Photosynthesis in green plants is the basis for all life on earth. The chlorophyll-protein complexes of photosynthesis are embedded into the thylakoid membranes of chloroplasts. Chloroplasts are capable of synthesizing a unique set of membrane lipids and isoprenoid lipids, some of which are essential for human nutrition, e.g., tocopherol (vitamin E), phylloquinone (vitamin K) and β-carotene (provitamin A). Galactolipids represent the most abundant membrane lipid class in chloroplasts. The analysis of Arabidopsis
mutants revealed that galactolipids are essential for growth and photosynthesis.
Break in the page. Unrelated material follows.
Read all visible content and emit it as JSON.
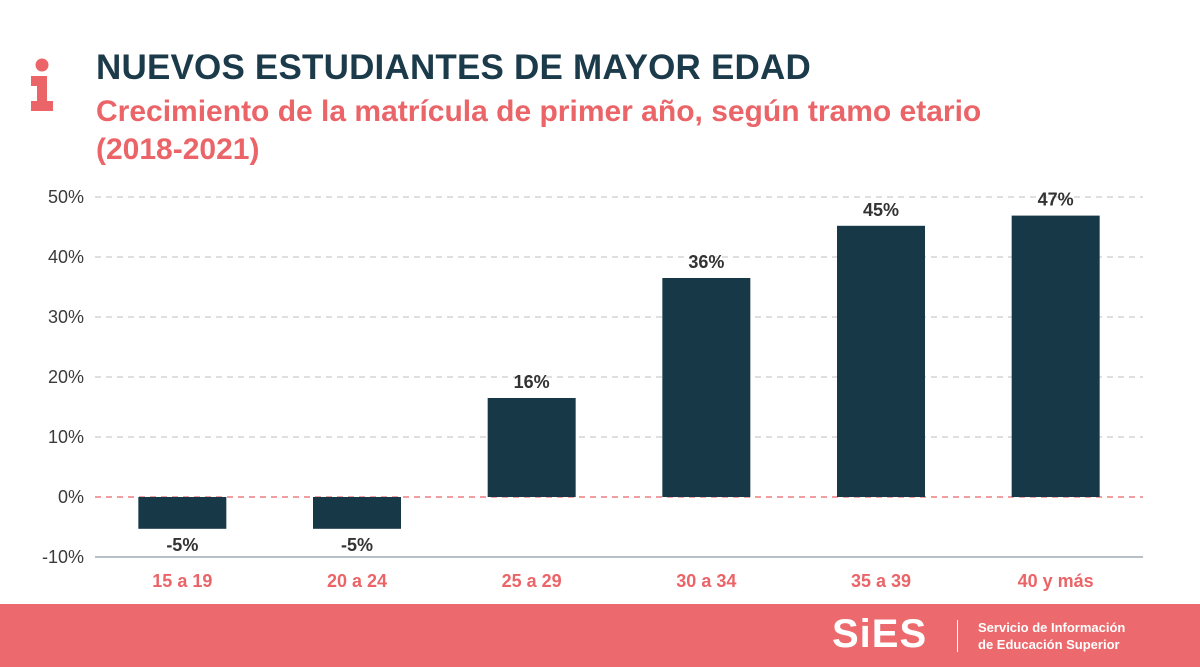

Furthermore, galactolipids are critical during growth on phosphate-limiting soils, because they replace phospholipids in the membranes and make phosphate available for other important cellular processes. Tocopherol (vitamin E) is one of the most important antioxidants. Thus, vitamin E is used as a major dietary supplement for human nutrition. Interestingly, growth and photosynthesis of Arabidopsis
mutants carrying a defect in tocopherol biosynthesis are very similar to wild type, indicating that tocopherol can be substituted by other antioxidants in the plant cell. Employing biotechnological approaches, the natural form of vitamin E required to serve a growing population might be derived from transgenic crop plants in the near future.